Она взглянула на свои часы. И вновь стала молчаливой. В ее молчании не было покоя — она сидела, расслабившись и вслушиваясь во что-то, словно сейчас, когда наконец-то прекратились разговоры, можно сосредоточиться и слушать без помех. Спустя несколько мгновений она взяла обеими руками его левую руку, посмотрела на его часы и сказала:
— Смотри. Сейчас уже почти одиннадцать. Если хочешь, послушаем новости и ляжем спать. И мне, и тебе завтра рано вставать на работу.
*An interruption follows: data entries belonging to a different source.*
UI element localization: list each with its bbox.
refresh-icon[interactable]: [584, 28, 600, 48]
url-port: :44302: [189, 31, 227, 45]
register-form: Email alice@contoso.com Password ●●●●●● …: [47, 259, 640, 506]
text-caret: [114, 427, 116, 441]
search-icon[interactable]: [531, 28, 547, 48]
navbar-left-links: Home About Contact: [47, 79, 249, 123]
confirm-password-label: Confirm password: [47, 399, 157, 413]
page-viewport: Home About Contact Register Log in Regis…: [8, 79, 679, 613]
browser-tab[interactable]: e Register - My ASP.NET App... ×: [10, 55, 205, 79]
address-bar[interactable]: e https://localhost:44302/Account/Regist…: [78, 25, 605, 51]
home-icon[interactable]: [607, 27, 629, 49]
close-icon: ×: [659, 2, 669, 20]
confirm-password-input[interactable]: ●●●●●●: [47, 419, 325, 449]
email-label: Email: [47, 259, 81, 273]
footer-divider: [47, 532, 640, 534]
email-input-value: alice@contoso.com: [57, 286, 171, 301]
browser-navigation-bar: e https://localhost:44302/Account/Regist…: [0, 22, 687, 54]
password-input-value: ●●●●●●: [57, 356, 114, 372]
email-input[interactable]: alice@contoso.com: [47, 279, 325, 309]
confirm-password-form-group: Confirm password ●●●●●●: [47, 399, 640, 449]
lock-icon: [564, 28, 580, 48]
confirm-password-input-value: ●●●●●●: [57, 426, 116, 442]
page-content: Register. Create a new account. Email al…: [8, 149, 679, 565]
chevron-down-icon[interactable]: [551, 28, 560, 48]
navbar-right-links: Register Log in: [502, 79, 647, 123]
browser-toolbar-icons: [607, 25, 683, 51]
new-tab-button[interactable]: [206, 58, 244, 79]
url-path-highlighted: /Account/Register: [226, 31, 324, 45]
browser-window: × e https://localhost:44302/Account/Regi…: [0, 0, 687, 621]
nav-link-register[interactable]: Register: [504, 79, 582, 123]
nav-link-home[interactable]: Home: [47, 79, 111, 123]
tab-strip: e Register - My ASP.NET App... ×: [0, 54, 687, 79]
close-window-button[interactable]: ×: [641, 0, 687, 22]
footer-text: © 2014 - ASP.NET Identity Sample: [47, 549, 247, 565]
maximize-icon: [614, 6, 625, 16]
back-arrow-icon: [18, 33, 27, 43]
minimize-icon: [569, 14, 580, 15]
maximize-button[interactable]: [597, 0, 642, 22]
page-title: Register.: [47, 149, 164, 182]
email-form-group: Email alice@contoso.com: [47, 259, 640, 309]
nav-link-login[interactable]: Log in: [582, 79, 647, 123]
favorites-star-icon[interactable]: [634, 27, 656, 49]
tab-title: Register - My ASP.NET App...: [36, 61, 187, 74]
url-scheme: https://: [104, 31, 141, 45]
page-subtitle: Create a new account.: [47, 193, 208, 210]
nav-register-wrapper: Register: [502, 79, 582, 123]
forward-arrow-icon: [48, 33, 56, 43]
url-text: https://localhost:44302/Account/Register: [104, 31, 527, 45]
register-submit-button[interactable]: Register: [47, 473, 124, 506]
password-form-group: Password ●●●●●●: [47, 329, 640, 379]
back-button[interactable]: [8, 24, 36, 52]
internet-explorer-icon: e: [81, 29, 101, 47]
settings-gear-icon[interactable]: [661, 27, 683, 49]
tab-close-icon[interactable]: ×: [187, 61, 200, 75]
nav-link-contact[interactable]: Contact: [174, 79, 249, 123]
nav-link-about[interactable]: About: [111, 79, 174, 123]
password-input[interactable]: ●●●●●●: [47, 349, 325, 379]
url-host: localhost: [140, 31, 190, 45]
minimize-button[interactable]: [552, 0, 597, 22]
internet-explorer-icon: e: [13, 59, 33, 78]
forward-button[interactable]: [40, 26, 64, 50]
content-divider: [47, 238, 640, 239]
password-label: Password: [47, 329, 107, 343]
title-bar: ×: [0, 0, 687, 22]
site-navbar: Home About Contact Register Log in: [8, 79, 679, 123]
Ионатан увидел ее пальцы, обвившие его запястье, а еще через секунду почувствовал их прикосновение к своему плечу, потому что он не ответил на ее последние слова, и она снова и снова трогала его за плечо, повторяя:
— Послушай, Ионатан, я хотела сказать тебе, что сейчас около одиннадцати и ты пропустишь новости… К тому же ты так устал… Да и я устала… Пойдем сейчас спать, и, глядишь, завтра ты все забудешь, придумаешь что-нибудь другое, да и мне завтра будет что сказать тебе, а сегодня у меня нет слов, ведь, пойми, остались вещи, о которых мы ни разу за всю нашу жизнь не могли, да и не хотели говорить, потому что это было нам не нужно…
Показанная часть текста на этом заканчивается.